The agency said Kate was moved to Mali before they could intervene.
“We collaborated with an NGO in Mali to trace Kate, and that was how we worked for her return,” he added.
One of the legal instruments available in Nigeria is the 2003 Trafficking in Persons Law Enforcement and Administration Act, amended in 2005 and re-enacted in 2015. The law prescribes a penalty of five years imprisonment in addition to or with an option of a fine for labour trafficking, 10 years imprisonment for the trafficking of children for forced begging or hawking; and 10 years to life imprisonment for sex trafficking.
Others are Nigeria’s Administration of Criminal Justice Act (ACJA), 2015 and the NANTIP Act.
In December 2021, Jamila was arrested and detained at the Nigeria Security and Civil Defence Corps headquarters in Jos.
Adole said, “We granted Jamila bail because, under section 35 of the constitution of Nigeria, any person who is arrested by the law enforcement agency for the commission of a crime must be brought before the court within “24-48 hours. But the witnesses were in Mali.”
Freedom at last
Vera and other girls, who are mostly from Plateau state, do more domestic work in the afternoon before doing the major job at night.
But Vera was not productive because she was always falling ill, so she was sold to five different Madams, but her ill health grew worse.
“Most times I will refuse to go out for business intentionally, but my health also contributed to my unproductivity. My last madam was really angry. She said I was a waste, so she sent me back to my first madam, the Plateau state woman.”

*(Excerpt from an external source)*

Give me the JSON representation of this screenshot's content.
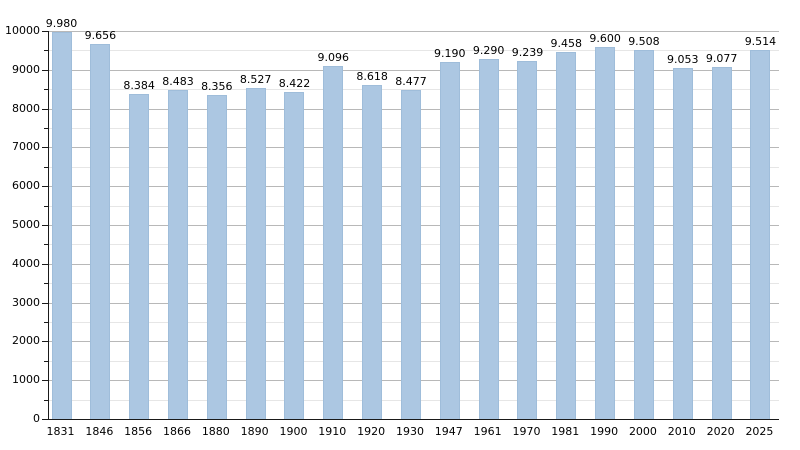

“My first madam got a call one day from Madam Jamila, telling her that she was arrested by my parents, as she urged her to let me go. Since she was scared that I might die due to my health condition, Madam started planning my return to Nigeria.”
The woman gave Vera 23,147.39 West African CFA francs, which is equivalent to N15,000, to return home.
“When we got to a certain town in Mali, the driver said I had exhausted the 23,147.39 francs, so he threw me out of the car.” I sat there crying when one of my madam’s customers who knows me came. After telling him everything that happened, he gave me 6,424.6535 francs, an equivalent of N10,000,” she said.
Vera transported herself to Lagos, arriving the next day, but without money to continue the journey to Plateau state. So she stayed at the park the whole day.
“An unknown man took pity on me and paid N7,000 to a driver to bring me to Jos.” Vera said.
After arriving in Jos the next day, Vera tried locating her house in the Guratop area, but was told her grandmother had relocated to Shaka.
“The Keke man saw my condition and offered to help me find my grandma, I am so happy to reunite with my family,” she said.
Vera is currently on admission in a hospital in Jos.
With Vera’s arrival, NAPTIP said it is reopening the case by re-arresting Jamila and charging her to court.